9.3. The liability of VeloxBit for loss other than direct loss as defined in paragraph [10.1], is hereby excluded. ‘Loss other than direct loss’ includes consequential loss, business loss, loss of profit, lost savings, loss due to business stagnation or interrupted communications and loss resulting from or connected with the materials supplied by VeloxBit.
10.1. Advertiser may terminate an Insertion Order, it will do so by e-mail and on a fourteen (14) days prior notice. If Advertiser so cancels an Insertion Order, all unfulfilled contractual commitments after the 14 days notice period shall become null and void, and Advertiser shall pay VeloxBit only for Advertising Material delivered through the end of the 14 days notice period.
10.2. Parties are entitled to terminate the agreement with the other party without notice if and as soon as the other party becomes insolvent or seeks bankruptcy or a moratorium. If when the agreement is terminated the other party has not met all its obligations, then all rights conferred on the other party shall automatically lapse, without the need for any legal step to achieve this.
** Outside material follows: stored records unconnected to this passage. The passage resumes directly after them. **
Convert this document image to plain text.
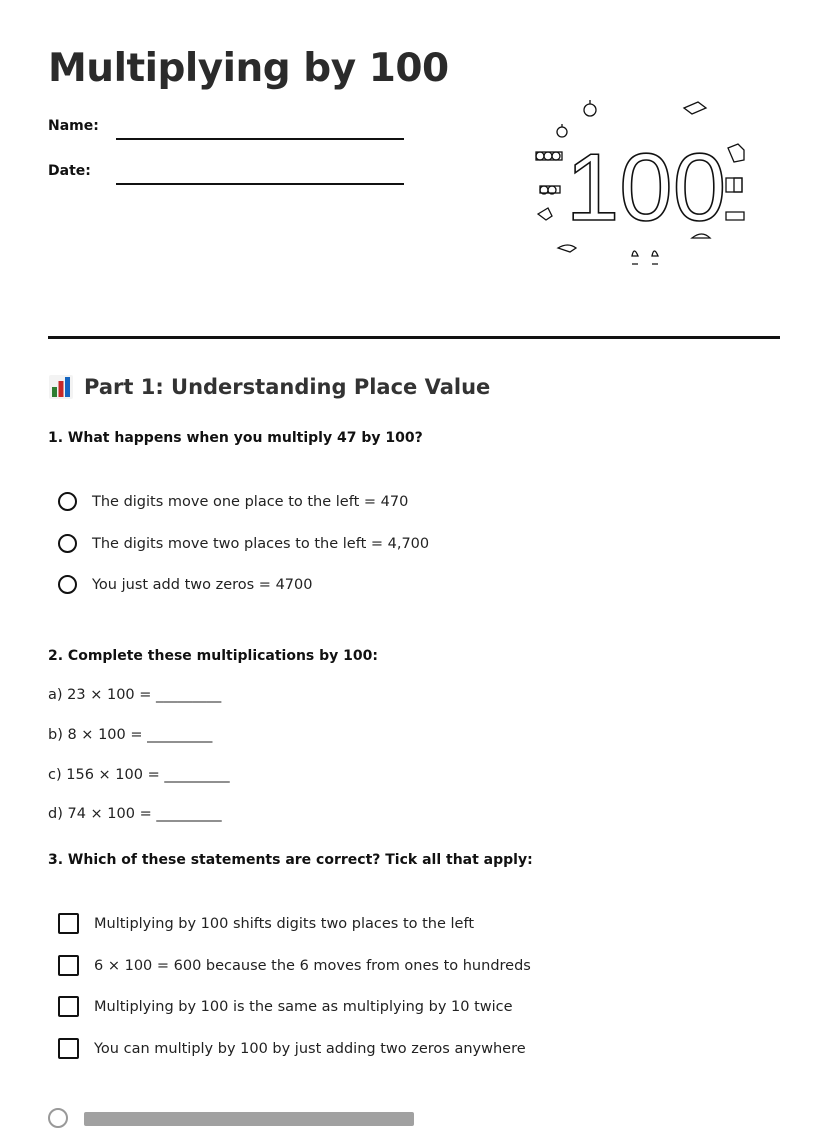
Multiplying by 100
Name:
Date:	100
Part 1: Understanding Place Value
1. What happens when you multiply 47 by 100?
The digits move one place to the left = 470
The digits move two places to the left = 4,700
You just add two zeros = 4700
2. Complete these multiplications by 100:
a) 23 × 100 = _________
b) 8 × 100 = _________
c) 156 × 100 = _________
d) 74 × 100 = _________
3. Which of these statements are correct? Tick all that apply:
Multiplying by 100 shifts digits two places to the left
6 × 100 = 600 because the 6 moves from ones to hundreds
Multiplying by 100 is the same as multiplying by 10 twice
You can multiply by 100 by just adding two zeros anywhere
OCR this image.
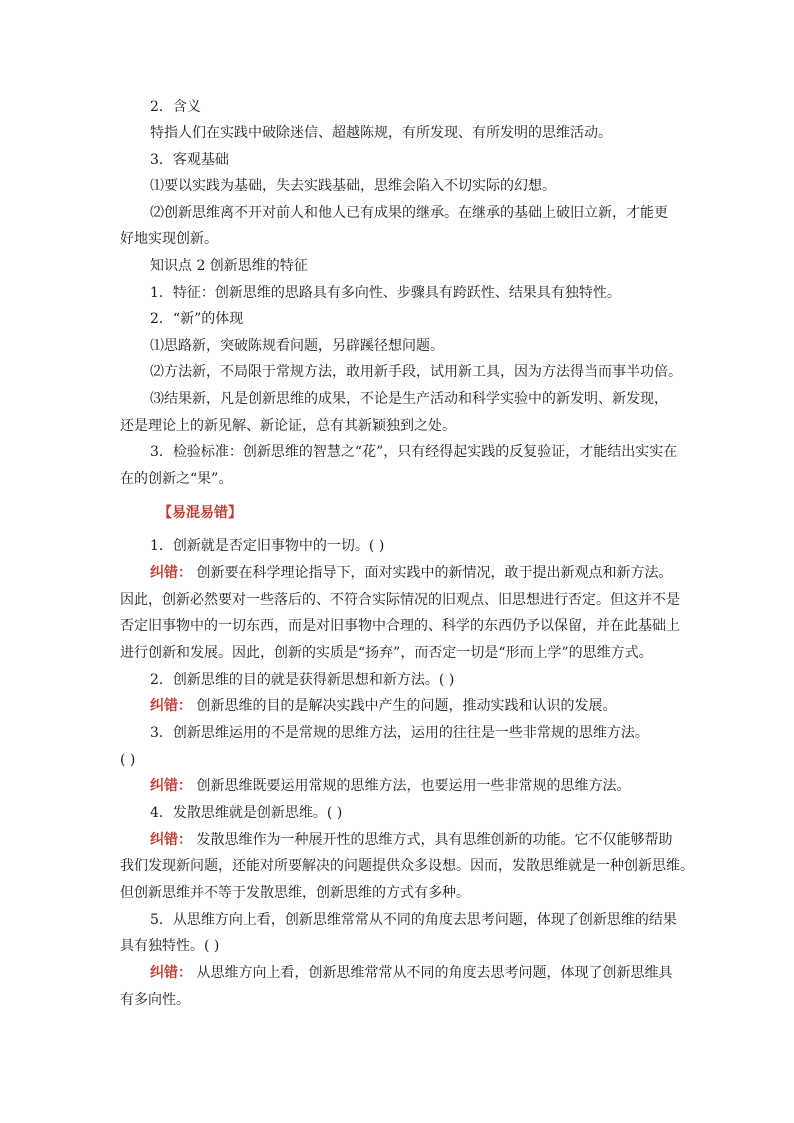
2．含义
特指人们在实践中破除迷信、超越陈规，有所发现、有所发明的思维活动。
3．客观基础
⑴要以实践为基础，失去实践基础，思维会陷入不切实际的幻想。
⑵创新思维离不开对前人和他人已有成果的继承。在继承的基础上破旧立新，才能更
好地实现创新。
知识点 2 创新思维的特征
1．特征：创新思维的思路具有多向性、步骤具有跨跃性、结果具有独特性。
2．“新”的体现
⑴思路新，突破陈规看问题，另辟蹊径想问题。
⑵方法新，不局限于常规方法，敢用新手段，试用新工具，因为方法得当而事半功倍。
⑶结果新，凡是创新思维的成果，不论是生产活动和科学实验中的新发明、新发现，
还是理论上的新见解、新论证，总有其新颖独到之处。
3．检验标准：创新思维的智慧之“花”，只有经得起实践的反复验证，才能结出实实在
在的创新之“果”。
【易混易错】
1．创新就是否定旧事物中的一切。( )
纠错： 创新要在科学理论指导下，面对实践中的新情况，敢于提出新观点和新方法。
因此，创新必然要对一些落后的、不符合实际情况的旧观点、旧思想进行否定。但这并不是
否定旧事物中的一切东西，而是对旧事物中合理的、科学的东西仍予以保留，并在此基础上
进行创新和发展。因此，创新的实质是“扬弃”，而否定一切是“形而上学”的思维方式。
2．创新思维的目的就是获得新思想和新方法。( )
纠错： 创新思维的目的是解决实践中产生的问题，推动实践和认识的发展。
3．创新思维运用的不是常规的思维方法，运用的往往是一些非常规的思维方法。
( )
纠错： 创新思维既要运用常规的思维方法，也要运用一些非常规的思维方法。
4．发散思维就是创新思维。( )
纠错： 发散思维作为一种展开性的思维方式，具有思维创新的功能。它不仅能够帮助
我们发现新问题，还能对所要解决的问题提供众多设想。因而，发散思维就是一种创新思维。
但创新思维并不等于发散思维，创新思维的方式有多种。
5．从思维方向上看，创新思维常常从不同的角度去思考问题，体现了创新思维的结果
具有独特性。( )
纠错： 从思维方向上看，创新思维常常从不同的角度去思考问题，体现了创新思维具
有多向性。
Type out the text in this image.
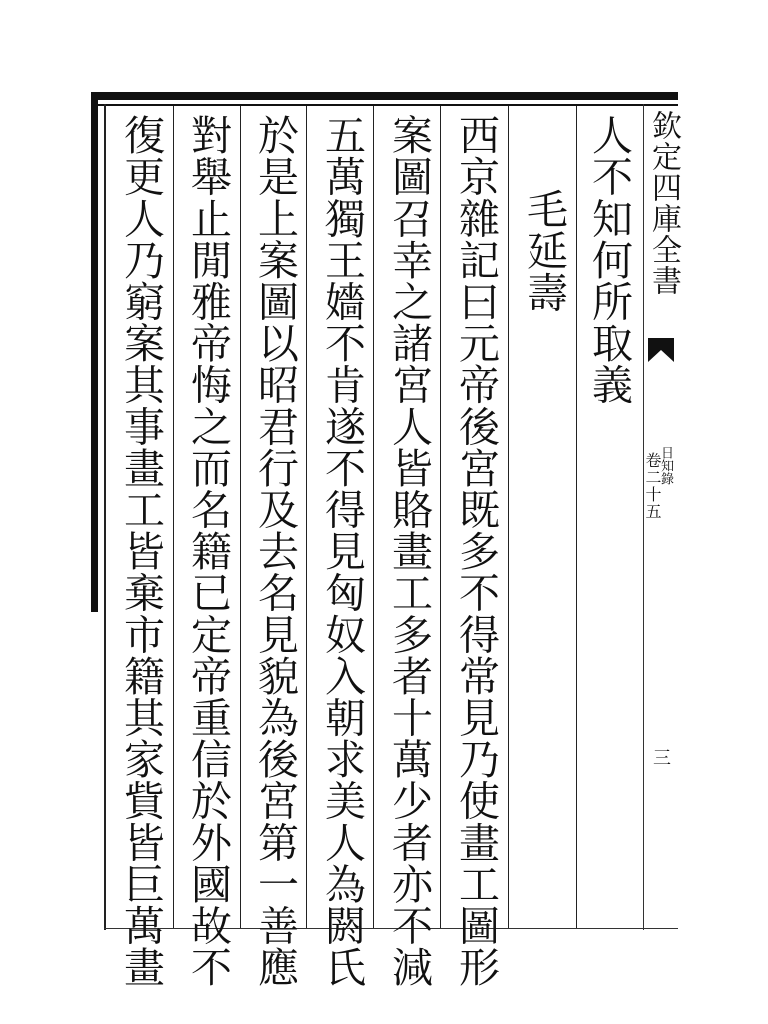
人不知何所取義
毛延壽
西京雜記曰元帝後宮既多不得常見乃使畫工圖形
案圖召幸之諸宮人皆賂畫工多者十萬少者亦不減
五萬獨王嬙不肯遂不得見匈奴入朝求美人為閼氏
於是上案圖以昭君行及去名見貌為後宮第一善應
對舉止閒雅帝悔之而名籍已定帝重信於外國故不
復更人乃窮案其事畫工皆棄市籍其家貲皆巨萬畫	欽定四庫全書
日知錄
卷二十五
三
- Prohibition on engagement of employees
11.1. During the term of any agreement between the parties and for a period of one year after completion of the last agreement, neither the Advertiser nor any person or company associated with the Advertiser may employ or otherwise engage the services of any employee of VeloxBit who has been involved in any way with the performance of the agreement. Breach of such prohibition shall carry an immediate penalty equal to the payment received by VeloxBit from the Advertiser in the 12 months preceding the moment when any such breach is committed or, where the collaboration between VeloxBit and the Advertiser has already terminated, from the time of the termination, without prejudice to the right of VeloxBit to recover compensation for the full amount of its loss from the Advertiser.
12.1. During the each agreement between the parties and for a period of two (2) years after termination of the last agreement, Advertiser shall not do business directly or indirectly with any publisher or other party with which VeloxBit has placed the Advertising Materials, or directly or indirectly solicit or induce such party to do business directly with the Advertiser. Breach of such prohibition shall carry an immediate penalty equal to the payment received by VeloxBit from the Advertiser in the 12 months preceding the moment when any such breach is committed or, where the collaboration between VeloxBit and the Advertiser has already terminated, twice the payment received by VeloxBit in the twelve month preceding the termination of the last agreement, without prejudice to the right of VeloxBit to recover compensation for the full amount of its loss from the Advertiser.
13.1. Any complaint concerning the results of the provision of the services of, and invoicing by, VeloxBit must be submitted in writing to VeloxBit within fourteen (14) days of the provision of the services or invoice date respectively. A complaint shall not suspend the payment term of any invoice.
13.2. After the end of such period, no complaint shall be handled and the Advertiser loses any right to make a complaint.
13.3. Unless there is proof to the contrary, the data from the accounts of VeloxBit is conclusive.
- Other terms
14.1. The Advertiser is not entitled to transfer its rights or obligations to any third party.
14.2. Each party shall treat as confidential all information received from the other party which it is reasonable to assume is of a confidential nature and shall not disclose this to any third party.